Global Phenylketonuria (PKU) Market and Strategic Developments

The global market for phenylketonuria (PKU) is undergoing substantial growth, with an anticipated increase in market size throughout the forecast period. Valued at USD 610.3 million in 2022, the market is projected to exhibit a compound annual growth rate (CAGR) of 6.2% from 2022 to 2032, reaching an estimated USD 2.6 billion by 2033. Segmentation within the market includes hyperphenylalaninemia, mild PKU, moderate and variant PKU, classic PKU, and other categories.

The driving force behind this growth is the rising demand for specialized medical foods and nutritional supplements tailored to meet the dietary requirements of individuals with PKU. Despite this positive trajectory, certain factors may impede market expansion, such as a lack of understanding among healthcare professionals and the general populace. This could result in delayed diagnosis and treatment. Additionally, the costs associated with PKU therapies, encompassing enzyme replacement therapy and gene therapy, pose challenges to market growth.

North America stands as the dominant region in the PKU market, holding the largest market share throughout the forecast period. However, notable growth is observed in other regions, including Europe, Asia-Pacific, Latin America, and the Middle East and Africa.

Kuvan® (sapropterin dihydrochloride) and Palynziq® (pegvaliase-pqpz) are two approved drugs for phenylketonuria (PKU) treatment. The global market for PKU treatment, valued at USD 445.8 million in 2018, is projected to exhibit an 11.0% CAGR from 2019 to 2026. Manufactured by BioMarin Pharmaceutical, Inc., Kuvan is an oral drug, while Palynziq is an injectable enzyme therapy.

Notably, Kuvan ranks among BioMarin’s top products by revenue. Palynziq, designed to break down blood phenylalanine, holds an average list price of $267,000 annually, potentially generating over $1 billion in annual sales for BioMarin. The PKU market is estimated to encompass approximately 50,000 individuals worldwide.

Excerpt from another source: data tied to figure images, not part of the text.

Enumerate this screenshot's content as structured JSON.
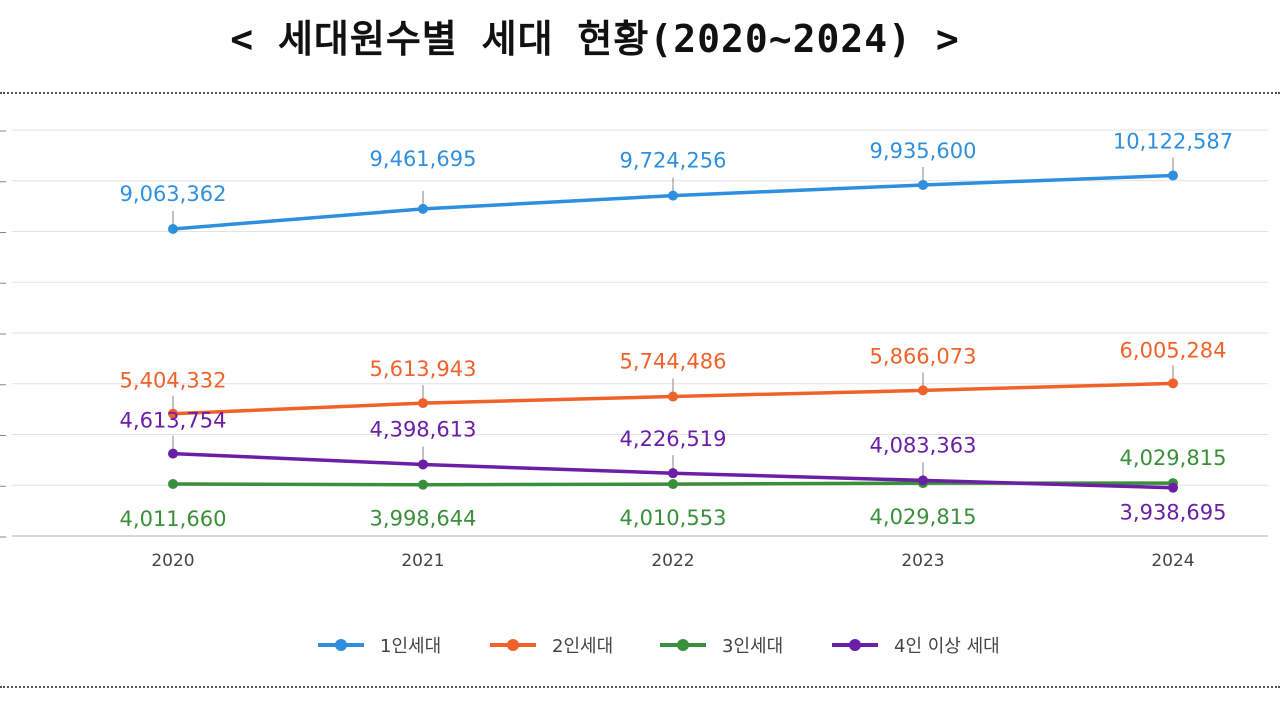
{
  "chart_data": {
    "type": "line",
    "title": "< 세대원수별 세대 현황(2020~2024) >",
    "xlabel": "",
    "ylabel": "",
    "categories": [
      "2020",
      "2021",
      "2022",
      "2023",
      "2024"
    ],
    "series": [
      {
        "name": "1인세대",
        "color": "#2e8fde",
        "values": [
          9063362,
          9461695,
          9724256,
          9935600,
          10122587
        ]
      },
      {
        "name": "2인세대",
        "color": "#f0622a",
        "values": [
          5404332,
          5613943,
          5744486,
          5866073,
          6005284
        ]
      },
      {
        "name": "3인세대",
        "color": "#3a8f3a",
        "values": [
          4011660,
          3998644,
          4010553,
          4029815,
          4029815
        ]
      },
      {
        "name": "4인 이상 세대",
        "color": "#6a1fa6",
        "values": [
          4613754,
          4398613,
          4226519,
          4083363,
          3938695
        ]
      }
    ],
    "data_labels": [
      [
        "9,063,362",
        "9,461,695",
        "9,724,256",
        "9,935,600",
        "10,122,587"
      ],
      [
        "5,404,332",
        "5,613,943",
        "5,744,486",
        "5,866,073",
        "6,005,284"
      ],
      [
        "4,011,660",
        "3,998,644",
        "4,010,553",
        "4,029,815",
        "4,029,815"
      ],
      [
        "4,613,754",
        "4,398,613",
        "4,226,519",
        "4,083,363",
        "3,938,695"
      ]
    ],
    "ylim": [
      3000000,
      11000000
    ],
    "grid": true,
    "legend_position": "bottom"
  }
}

FSMP For PKU Characteristics:

Foods tailored for individuals with Phenylketonuria (PKU) play a vital role in their treatment, specifically addressing the challenge of managing phenylalanine levels. These specialized foods are meticulously crafted with distinct characteristics:

Low Protein Content: Engineered to be low in protein, especially phenylalanine, aiding individuals in maintaining safe blood phenylalanine levels.
Protein Substitutes: Providing essential amino acids absent in typical high-protein foods like meat, fish, eggs, and dairy products.
Phenylalanine-Free Formulas: Integral to the PKU diet, these carefully measured formulas replace traditional high-protein foods without introducing harmful phenylalanine levels.
Special Low-Protein Foods: Commercially available items, such as low-protein bread and pasta, are tailored for those with PKU, offering dietary variety and flexibility.
Amino Acid Mixtures and Protein Hydrolysates: Specialized diets created to manage PKU, ensuring essential nutrient intake while minimizing phenylalanine.

Conclusion:

The evolving PKU care landscape highlights progress in diagnostics, treatments, and collaborative research. Despite growth, challenges like delayed diagnosis persist. The industry’s commitment to strategic developments reflects a dedication to improving global treatment options. Studies stress the crucial importance of early PKU diagnosis and treatment to prevent irreversible effects, underscoring a collective commitment to a healthier future for those with this rare metabolic disorder.